WorldCom Spells New Approach M-C-I

11/05/02 - 03:47 PM EST

Scott Moritz

The new MCI may end up looking a lot like the old MCI.

With WorldCom moving closer to settling fraud charges with regulators, the industry is focusing intently on the embattled phone giant's restructuring efforts. The company projects confidence, pledging on its Web site to offer "the same strengths, but a new approach to doing business."

But as reliable details about WorldCom's actual operating performance become available, some observers are increasingly saying that the healing process will hinge on the removal of many of its constituent parts.

Much has been made of the possibility that WorldCom -- soon to be renamed MCI, in an effort to shake off the stigma of scandal and insolvency -- will emerge from bankruptcy largely intact. Under this widely discussed scenario, the company that Bernie Ebbers built out of some 60 bull-era acquisitions will be all but rewarded for its unseemly behavior, emerging as a juggernaut of sorts through a steep, court-approved debt reduction. Investors of this mind fear the company will all but lay waste to an already teetering telecom industry.

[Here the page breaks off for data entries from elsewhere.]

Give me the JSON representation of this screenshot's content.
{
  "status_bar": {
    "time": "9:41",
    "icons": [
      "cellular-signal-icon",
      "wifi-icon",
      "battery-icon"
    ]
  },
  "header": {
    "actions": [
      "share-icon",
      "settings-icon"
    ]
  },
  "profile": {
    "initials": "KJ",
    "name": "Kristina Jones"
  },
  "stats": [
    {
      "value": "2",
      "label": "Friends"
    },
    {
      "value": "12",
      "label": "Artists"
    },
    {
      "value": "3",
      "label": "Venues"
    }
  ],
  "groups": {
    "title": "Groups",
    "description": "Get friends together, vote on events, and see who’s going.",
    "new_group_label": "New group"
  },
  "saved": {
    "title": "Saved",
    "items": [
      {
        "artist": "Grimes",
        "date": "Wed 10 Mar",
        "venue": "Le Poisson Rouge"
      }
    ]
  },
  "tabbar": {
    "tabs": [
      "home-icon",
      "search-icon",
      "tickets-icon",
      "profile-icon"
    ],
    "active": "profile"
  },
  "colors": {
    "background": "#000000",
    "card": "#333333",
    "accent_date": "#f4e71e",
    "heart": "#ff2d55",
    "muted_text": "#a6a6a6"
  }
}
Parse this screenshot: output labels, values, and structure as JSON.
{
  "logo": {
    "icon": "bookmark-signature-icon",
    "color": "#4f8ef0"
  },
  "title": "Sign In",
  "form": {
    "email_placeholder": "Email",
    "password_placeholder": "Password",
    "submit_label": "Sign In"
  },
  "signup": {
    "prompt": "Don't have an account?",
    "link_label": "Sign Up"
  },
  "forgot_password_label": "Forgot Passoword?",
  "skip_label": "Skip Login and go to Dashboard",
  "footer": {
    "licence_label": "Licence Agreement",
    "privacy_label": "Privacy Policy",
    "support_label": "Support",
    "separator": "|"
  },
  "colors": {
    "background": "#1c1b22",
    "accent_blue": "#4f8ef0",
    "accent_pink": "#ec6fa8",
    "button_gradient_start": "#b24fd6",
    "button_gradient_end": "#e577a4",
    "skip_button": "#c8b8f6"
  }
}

Yet the latest findings on WorldCom show that rival telcos have little to fear, say industry observers. In fact, some people suggest that the company may have no choice but to tear down the entire house that Bernie built, save for that nice profitable MCI wing that was welded on at the end of 1998.

Deep Flaws

Though far from groundbreaking or conclusive, a preliminary report on WorldCom by a court-appointed examiner shows a deeply flawed company with little operational coherence. And if not for some $7 billion in accounting tricks, the company would have been losing money, not racking up profits, in four of its five most recent quarters ended in March.

Indeed, contrary to popular belief, the report indicates that even free of its interest payments, WorldCom remains a roaring cash incinerator. According to recent monthly financial reports, WorldCom posted an August net loss of $92 million on revenue of $2.4 billion. And in July, the company lost a whopping $333 million on $2.46 in sales.